About a year ago, Maricopa County wanted to give us a grant so someone can go inside the jails and meet people that are incarcerated, [who] are getting ready to get released and not get released back into homelessness. And I was like, ‘Absolutely, I would love to do that.’ That was just something that I didn’t think would ever happen. I didn’t think I would get batched to go into the jails or go into prisons and be able to meet with these people. 

One of the things that I find difficult with dealing with the incarcerated population, it may be a year from the day that you got released that you’re eligible for services. That can be defeating. What I offer them when I go see them is two options. We can get them into CASS (Central Arizona Shelter Services), or the Human Service Campus will pay for them to go into transitional living for up to 90 days.

Upon entering into transitional living, we provide them with a gift card so they can buy some groceries. We provide them with clothing. I pick them up from jail, transport them to the Campus, [and] get them acclimated in our system. 

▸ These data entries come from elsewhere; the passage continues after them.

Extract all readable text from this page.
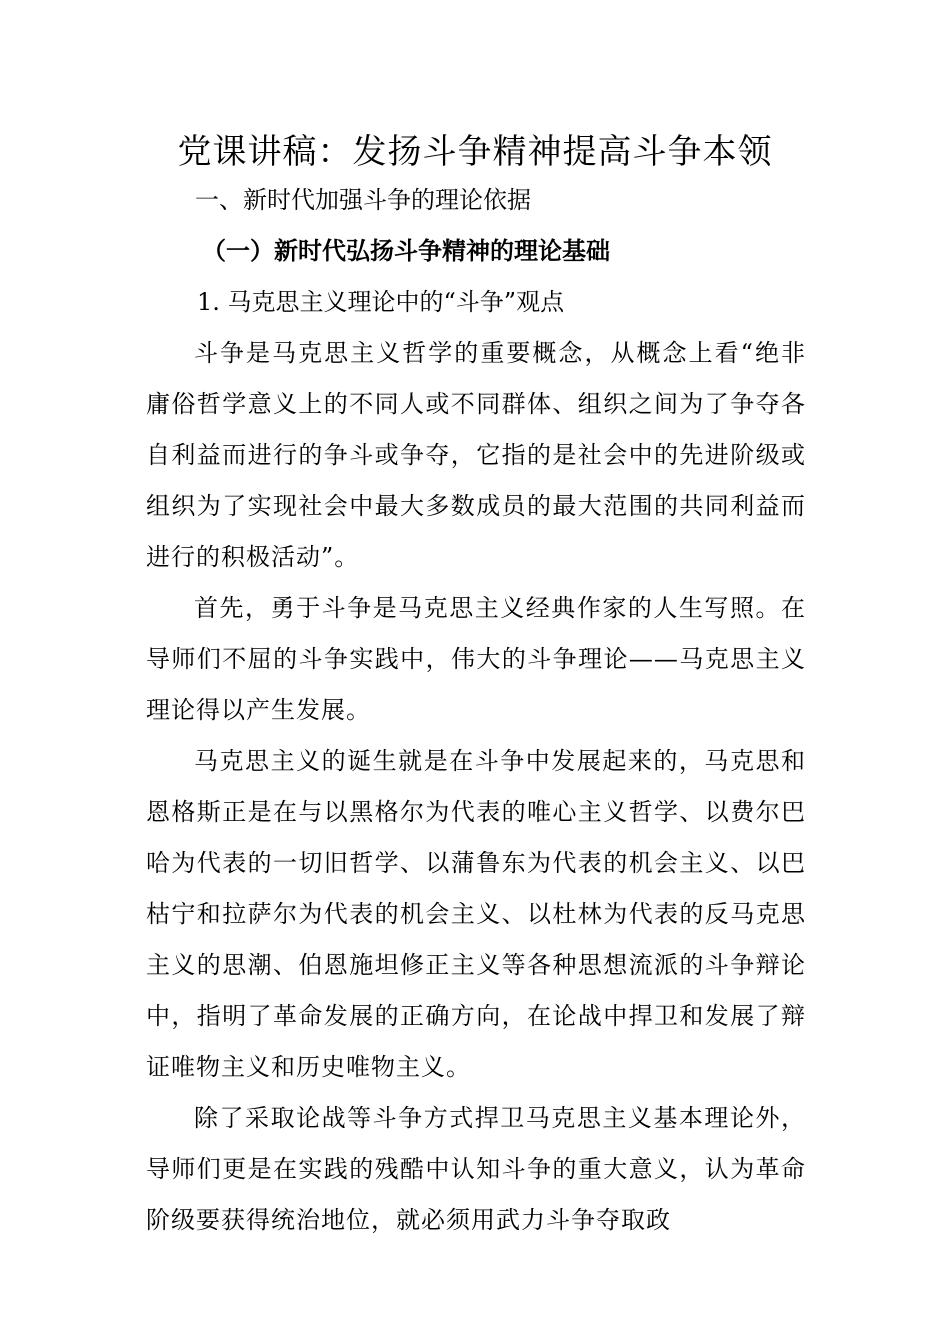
党课讲稿：发扬斗争精神提高斗争本领
一、新时代加强斗争的理论依据
（一）新时代弘扬斗争精神的理论基础
1. 马克思主义理论中的“斗争”观点

斗争是马克思主义哲学的重要概念，从概念上看“绝非庸俗哲学意义上的不同人或不同群体、组织之间为了争夺各自利益而进行的争斗或争夺，它指的是社会中的先进阶级或组织为了实现社会中最大多数成员的最大范围的共同利益而进行的积极活动”。

首先，勇于斗争是马克思主义经典作家的人生写照。在导师们不屈的斗争实践中，伟大的斗争理论——马克思主义理论得以产生发展。

马克思主义的诞生就是在斗争中发展起来的，马克思和恩格斯正是在与以黑格尔为代表的唯心主义哲学、以费尔巴哈为代表的一切旧哲学、以蒲鲁东为代表的机会主义、以巴枯宁和拉萨尔为代表的机会主义、以杜林为代表的反马克思主义的思潮、伯恩施坦修正主义等各种思想流派的斗争辩论中，指明了革命发展的正确方向，在论战中捍卫和发展了辩证唯物主义和历史唯物主义。

除了采取论战等斗争方式捍卫马克思主义基本理论外，导师们更是在实践的残酷中认知斗争的重大意义，认为革命阶级要获得统治地位，就必须用武力斗争夺取政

Then from there, I transport them to the transitional house. I don’t ask much of them because I know they have their responsibilities to the program. I’ve had two people actually really get emotional just on the fact that they didn’t know what they were going to do upon release. Here I come and I’m offering them all these services, and I said, ‘As long as you stick with me, if you just endure, hang with me – whatever you need, I’ll do the best that I can within my power to get it for you will have a successful outcome.’

I just love what I do. I love what I do. I love engaging with the clients. I love the Campus. There’s nothing else I would rather be doing. This is it.